Did I just fry my ECU on my new car?

Newer cars don't have fusible links, at least not that I've seen in a while.

The headlights came on due to a negative polarity switch.

The "small relay" looking fuses have the terminals on the bottom, inside. If the top of them is clear, the there should be a element in the shape of an S or a circle, right below the clear piece. If you want to test them, pull them out, and probe the contacts in the bottom. I've seen plenty of cases where a battery was hooked up backwards, or a dead short at a fuse, but the fuse didn't visibly pop. Sometimes, at a dead short things can heat up fast enough that something melts down before the element in the fuse goes.

 
Check the connection from the batt to the fusebox, i had the exact same thing happen on a blazer not too long ago. When you hook a batt up backwards the starter pos wires tend to get really hot. What happened on the blazer is that the pos got super hot and melted off and was just hanging there (the wire that went to the fusebox to supply the cars accs) What you could try is crossing the solenoid to see if the car turns over then, that way you know if the problem is actually the fusebox and not the batt. That batt could be dead as a doornob and youd never know it because it reads 12v. Go get it tested as well, if you had it hooked up for that long you most likely drained the **** out of it.

 
nothing at all works


I did that... as I said, 2/like 12 fuses light up, but not 1 on the inside of the car lights up.
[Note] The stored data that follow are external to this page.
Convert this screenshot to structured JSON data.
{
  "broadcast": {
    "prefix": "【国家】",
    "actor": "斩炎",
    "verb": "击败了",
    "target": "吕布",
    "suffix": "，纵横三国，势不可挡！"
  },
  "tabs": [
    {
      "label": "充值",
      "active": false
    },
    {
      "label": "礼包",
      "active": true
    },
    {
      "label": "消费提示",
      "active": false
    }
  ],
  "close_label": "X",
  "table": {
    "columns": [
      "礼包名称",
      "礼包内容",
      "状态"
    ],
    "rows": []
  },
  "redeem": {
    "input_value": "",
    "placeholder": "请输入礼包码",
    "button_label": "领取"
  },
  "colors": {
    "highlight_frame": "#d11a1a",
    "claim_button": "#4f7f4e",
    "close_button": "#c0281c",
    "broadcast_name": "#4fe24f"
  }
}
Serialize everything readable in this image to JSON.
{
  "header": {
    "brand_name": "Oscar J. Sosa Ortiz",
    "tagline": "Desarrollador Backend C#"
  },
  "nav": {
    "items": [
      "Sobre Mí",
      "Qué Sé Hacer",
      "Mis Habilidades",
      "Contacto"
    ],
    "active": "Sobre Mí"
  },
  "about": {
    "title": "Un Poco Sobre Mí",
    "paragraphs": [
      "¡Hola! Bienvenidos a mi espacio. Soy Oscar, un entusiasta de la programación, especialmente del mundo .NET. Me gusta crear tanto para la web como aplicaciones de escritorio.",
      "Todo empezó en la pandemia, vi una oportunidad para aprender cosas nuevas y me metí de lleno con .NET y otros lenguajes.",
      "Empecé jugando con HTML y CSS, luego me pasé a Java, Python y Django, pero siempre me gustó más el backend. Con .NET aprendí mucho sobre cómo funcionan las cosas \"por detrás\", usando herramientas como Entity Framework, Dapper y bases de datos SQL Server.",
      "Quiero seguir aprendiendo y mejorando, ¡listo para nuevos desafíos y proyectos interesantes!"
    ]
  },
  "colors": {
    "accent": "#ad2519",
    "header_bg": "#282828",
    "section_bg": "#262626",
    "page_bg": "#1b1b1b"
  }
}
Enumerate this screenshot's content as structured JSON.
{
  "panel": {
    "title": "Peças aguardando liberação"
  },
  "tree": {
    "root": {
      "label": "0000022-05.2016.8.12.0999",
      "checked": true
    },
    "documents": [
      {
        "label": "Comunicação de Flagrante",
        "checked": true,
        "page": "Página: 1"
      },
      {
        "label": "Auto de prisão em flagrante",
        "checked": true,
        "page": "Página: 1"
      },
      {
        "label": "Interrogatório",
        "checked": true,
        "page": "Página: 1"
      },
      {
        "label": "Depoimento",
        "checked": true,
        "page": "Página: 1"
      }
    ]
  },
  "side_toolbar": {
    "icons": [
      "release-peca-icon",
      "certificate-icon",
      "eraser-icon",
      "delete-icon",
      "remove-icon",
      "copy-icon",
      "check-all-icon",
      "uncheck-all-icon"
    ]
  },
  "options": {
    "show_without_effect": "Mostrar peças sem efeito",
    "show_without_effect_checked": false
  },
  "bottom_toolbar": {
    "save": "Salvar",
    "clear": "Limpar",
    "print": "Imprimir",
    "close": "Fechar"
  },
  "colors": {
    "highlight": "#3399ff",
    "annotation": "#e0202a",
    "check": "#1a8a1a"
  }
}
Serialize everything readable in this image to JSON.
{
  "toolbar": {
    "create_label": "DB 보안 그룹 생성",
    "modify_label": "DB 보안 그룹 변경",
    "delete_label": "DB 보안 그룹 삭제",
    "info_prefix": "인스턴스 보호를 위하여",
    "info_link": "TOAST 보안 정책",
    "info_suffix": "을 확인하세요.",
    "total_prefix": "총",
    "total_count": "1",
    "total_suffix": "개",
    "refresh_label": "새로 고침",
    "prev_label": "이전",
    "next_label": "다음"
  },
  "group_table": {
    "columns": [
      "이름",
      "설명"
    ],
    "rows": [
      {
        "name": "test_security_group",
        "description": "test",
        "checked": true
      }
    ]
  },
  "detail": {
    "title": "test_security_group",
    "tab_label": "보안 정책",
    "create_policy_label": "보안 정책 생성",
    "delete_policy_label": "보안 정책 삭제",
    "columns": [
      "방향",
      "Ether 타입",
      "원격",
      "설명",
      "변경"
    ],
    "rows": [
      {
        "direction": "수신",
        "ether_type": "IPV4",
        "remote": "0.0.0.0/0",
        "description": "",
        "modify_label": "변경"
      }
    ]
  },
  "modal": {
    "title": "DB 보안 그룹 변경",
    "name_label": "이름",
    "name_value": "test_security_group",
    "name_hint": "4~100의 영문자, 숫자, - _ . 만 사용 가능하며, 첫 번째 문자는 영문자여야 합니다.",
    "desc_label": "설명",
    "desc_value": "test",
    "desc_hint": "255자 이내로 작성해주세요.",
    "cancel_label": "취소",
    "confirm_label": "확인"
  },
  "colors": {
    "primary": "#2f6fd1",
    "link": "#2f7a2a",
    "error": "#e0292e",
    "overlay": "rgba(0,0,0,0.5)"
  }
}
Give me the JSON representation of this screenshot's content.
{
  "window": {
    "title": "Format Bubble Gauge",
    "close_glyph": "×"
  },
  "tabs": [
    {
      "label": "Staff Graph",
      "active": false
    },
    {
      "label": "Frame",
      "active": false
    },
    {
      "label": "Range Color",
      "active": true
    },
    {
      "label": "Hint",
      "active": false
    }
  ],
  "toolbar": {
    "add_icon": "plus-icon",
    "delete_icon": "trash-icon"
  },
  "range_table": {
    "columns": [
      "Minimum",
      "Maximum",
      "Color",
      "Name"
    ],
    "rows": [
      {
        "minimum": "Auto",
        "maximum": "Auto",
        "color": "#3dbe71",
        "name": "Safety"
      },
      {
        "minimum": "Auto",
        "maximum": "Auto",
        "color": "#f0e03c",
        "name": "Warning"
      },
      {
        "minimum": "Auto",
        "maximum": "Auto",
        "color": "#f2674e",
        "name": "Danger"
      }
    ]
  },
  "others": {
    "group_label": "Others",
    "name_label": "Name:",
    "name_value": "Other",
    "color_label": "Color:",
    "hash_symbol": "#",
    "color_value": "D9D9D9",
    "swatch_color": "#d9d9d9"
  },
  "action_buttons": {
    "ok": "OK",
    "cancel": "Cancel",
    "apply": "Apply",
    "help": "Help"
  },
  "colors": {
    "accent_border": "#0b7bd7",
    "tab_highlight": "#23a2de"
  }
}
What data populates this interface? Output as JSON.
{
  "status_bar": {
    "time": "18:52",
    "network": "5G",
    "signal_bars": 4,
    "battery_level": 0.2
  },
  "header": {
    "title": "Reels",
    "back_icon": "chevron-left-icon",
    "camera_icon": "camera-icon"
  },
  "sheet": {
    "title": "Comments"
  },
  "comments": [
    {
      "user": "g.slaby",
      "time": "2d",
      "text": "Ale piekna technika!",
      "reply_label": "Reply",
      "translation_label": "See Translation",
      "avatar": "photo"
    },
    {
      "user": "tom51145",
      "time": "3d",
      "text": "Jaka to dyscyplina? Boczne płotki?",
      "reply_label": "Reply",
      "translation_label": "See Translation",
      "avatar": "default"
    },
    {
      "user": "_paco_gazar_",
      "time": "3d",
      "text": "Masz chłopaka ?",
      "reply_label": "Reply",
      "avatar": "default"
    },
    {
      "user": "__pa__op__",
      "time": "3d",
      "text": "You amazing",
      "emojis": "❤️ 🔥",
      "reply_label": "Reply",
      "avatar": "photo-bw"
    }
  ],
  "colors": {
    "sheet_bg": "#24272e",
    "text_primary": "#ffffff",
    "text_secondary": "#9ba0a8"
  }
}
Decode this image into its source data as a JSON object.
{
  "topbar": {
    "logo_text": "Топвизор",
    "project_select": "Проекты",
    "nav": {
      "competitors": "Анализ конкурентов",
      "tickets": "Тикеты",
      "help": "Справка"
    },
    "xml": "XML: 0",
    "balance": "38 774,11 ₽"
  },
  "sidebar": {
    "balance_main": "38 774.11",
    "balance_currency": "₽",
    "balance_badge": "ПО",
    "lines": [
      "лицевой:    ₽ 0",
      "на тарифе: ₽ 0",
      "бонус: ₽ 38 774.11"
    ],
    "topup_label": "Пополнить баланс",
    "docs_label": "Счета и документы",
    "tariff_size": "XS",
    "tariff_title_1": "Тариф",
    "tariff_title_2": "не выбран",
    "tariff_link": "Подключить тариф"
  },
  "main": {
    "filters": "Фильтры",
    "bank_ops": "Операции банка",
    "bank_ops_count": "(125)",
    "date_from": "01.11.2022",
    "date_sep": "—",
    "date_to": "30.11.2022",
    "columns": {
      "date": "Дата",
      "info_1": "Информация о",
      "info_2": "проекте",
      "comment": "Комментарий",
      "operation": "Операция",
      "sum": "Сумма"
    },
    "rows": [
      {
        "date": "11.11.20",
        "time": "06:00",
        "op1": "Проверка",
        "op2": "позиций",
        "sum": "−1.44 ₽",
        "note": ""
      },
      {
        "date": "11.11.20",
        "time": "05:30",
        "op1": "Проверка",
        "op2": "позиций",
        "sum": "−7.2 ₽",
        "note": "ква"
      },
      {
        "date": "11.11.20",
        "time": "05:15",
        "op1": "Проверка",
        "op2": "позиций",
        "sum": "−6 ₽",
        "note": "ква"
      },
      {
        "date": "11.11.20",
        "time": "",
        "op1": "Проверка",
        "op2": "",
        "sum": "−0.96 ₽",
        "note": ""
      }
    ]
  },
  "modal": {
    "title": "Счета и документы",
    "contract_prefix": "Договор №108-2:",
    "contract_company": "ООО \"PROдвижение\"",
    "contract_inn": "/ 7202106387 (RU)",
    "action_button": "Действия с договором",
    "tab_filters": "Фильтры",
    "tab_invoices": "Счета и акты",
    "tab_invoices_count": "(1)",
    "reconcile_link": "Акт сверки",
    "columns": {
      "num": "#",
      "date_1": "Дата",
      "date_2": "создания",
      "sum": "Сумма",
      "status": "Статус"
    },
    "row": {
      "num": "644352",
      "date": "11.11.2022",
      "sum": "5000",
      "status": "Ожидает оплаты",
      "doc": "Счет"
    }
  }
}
one that lit up tested the same as 1 that didnt light up both IN and OUT of the car...

I just have a hard time believing that I blew every fuse in the car besides a 5A and 10A fuse, but the 20's 30's + etc etc are all blown.....?? doesnt make sence... Don't you have to test a negative polarity car different (sorry if im using the wrong terminology there)
to myt knowledge they quit making cars w positive ground years ago, and i know for sure that your car isnt one of them.

tow it to a shop. no one here has ever done that before....

 
ya know what I just thought about... on my -batt. cable.. it was bolted to GND by a metal piece around the wire... I had to take it off in order to get my batt. cable on the terminal because I needed more slack... I wonder if it was bolted to the car for a reason??

 
that is what i was referring to as a cb fuse (circuit breaker style ) it is what replaced the old school fusible links. you should have several of them and 1 is most likely blown that supplies the interior ect... power.

 
to myt knowledge they quit making cars w positive ground years ago, and i know for sure that your car isnt one of them.
tow it to a shop. no one here has ever done that before....
yea its been a LONG time...i know the 67 mini cooper for sale by my house was a + ground, but it was converted, but it also was from England as well.

 
yea its been a LONG time...i know the 67 mini cooper for sale by my house was a + ground, but it was converted, but it also was from England as well.
Alot (all maybe?) of old British cars had a Lucas Electric wiring system in them that had a reversed ground (pos). My dad's old MG was the same way till he converted it. Notoriously crappy system.